Vorausgegangen war ein Streit um eine offene Rechnung der Stadt über zwei Millionen Euro, resultierend aus einem städtebaulichen Vertrag von 1996. Für Joachim Weinlig-Hagenbeck ein abgehaktes Kapitel, "weil die Forderung aus unserer Sicht nicht mehr besteht" - für Claus Hagenbeck dagegen eine Verpflichtung, der er als hanseatischer Kaufmann nachkommen will. Dieser Streit war der Auslöser, tatsächlich hatten jedoch zahlreiche Unstimmigkeiten im Vorfeld das Verhältnis der Tierparkchefs bereits nachhaltig beschädigt.

Richter Karsten Nevermann sprach am Freitag von "vielen Mosaiksteinen", die den Konflikt zugespitzt hätten. Als Beispiele nannte er den von Claus Hagenbeck gewählten Weg, seinen gleichberechtigten Partner über die Presse mit Vorwürfen zu konfrontieren. Gleichzeitig hielt er Joachim Weinlig-Hagenbeck vor, der Gegenseite wichtige Informationen vorenthalten zu haben.

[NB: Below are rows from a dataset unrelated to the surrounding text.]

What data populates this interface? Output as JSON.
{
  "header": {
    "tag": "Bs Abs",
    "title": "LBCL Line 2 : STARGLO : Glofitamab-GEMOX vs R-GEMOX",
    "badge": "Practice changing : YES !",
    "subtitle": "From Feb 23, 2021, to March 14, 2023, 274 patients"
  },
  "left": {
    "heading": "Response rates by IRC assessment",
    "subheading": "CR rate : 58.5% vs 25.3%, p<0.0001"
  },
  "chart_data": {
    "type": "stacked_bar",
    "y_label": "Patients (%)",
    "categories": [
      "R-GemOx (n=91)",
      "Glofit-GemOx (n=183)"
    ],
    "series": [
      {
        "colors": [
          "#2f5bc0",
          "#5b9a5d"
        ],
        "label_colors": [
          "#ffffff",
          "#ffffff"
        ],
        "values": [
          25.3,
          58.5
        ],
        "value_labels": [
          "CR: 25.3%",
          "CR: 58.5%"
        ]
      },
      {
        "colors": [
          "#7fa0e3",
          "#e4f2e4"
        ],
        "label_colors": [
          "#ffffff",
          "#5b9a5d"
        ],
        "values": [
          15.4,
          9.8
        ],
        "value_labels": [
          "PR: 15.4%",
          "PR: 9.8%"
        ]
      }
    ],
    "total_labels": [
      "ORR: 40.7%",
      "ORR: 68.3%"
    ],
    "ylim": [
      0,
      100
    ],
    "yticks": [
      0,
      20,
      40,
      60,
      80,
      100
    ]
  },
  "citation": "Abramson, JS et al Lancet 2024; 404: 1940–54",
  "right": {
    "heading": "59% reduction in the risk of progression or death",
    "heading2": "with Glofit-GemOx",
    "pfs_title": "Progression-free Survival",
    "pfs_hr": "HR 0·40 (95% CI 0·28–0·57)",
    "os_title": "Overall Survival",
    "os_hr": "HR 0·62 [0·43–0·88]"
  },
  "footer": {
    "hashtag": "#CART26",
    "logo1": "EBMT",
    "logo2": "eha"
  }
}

Mit dem Gerichtsspruch eröffnen sich den zwei Noch-Geschäftsführern drei Möglichkeiten: Sie können das Urteil, das noch nicht rechtskräftig ist, annehmen und zwei neue Geschäftsführer berufen. Es wäre ein beispielloser Vorgang in der mehr als 100-jährigen Hagenbeck-Geschichte, denn dann würden vermutlich erstmals Menschen die Geschicke des Tierparks lenken, die nicht aus der Familie Hagenbeck stammen. Die zweite Option ist die Berufung. Dann würde der öffentlich ausgetragene Streit, der die Tierpark-Belegschaft seit langem in Unruhe versetzt, vor die nächste Instanz getragen, das Hanseatische Oberlandesgericht. Bleibt noch Möglichkeit Nummer drei: eine außergerichtliche Einigung. Diese hatte Richter Nevermann bereits vor einem halben Jahr favorisiert und vorhergesagt, dass eine Entscheidung des Gerichts alle Beteiligten "nicht glücklich machen" werde.

Tatsächlich laufen inzwischen wieder Gespräche zwischen den zerstrittenen Familienzweigen. Seniorchef Claus Hagenbeck wollte die Gerichtsentscheidung am Freitag nicht kommentieren. Der auf das kaufmännische Geschäft ausgerichtete Tierpark-Chef Joachim Weinlig-Hagenbeck sagte nur so viel: "Ich schließe mich dem Wunsch des Richters an, möchte die bereits begonnenen Gespräche weiterführen und die ganze Sache im Interesse des Tierparks und der Familie Hagenbeck zu einem positiven Ende bringen."

Beide Parteien haben nun einen Monat Zeit, das Urteil zu prüfen und zu überdenken. Bis Mitte Juni muss eine Entscheidung her, die dem Tierpark weitere Anspannung, zwei neue Chefs oder endlich Ruhe bringen wird.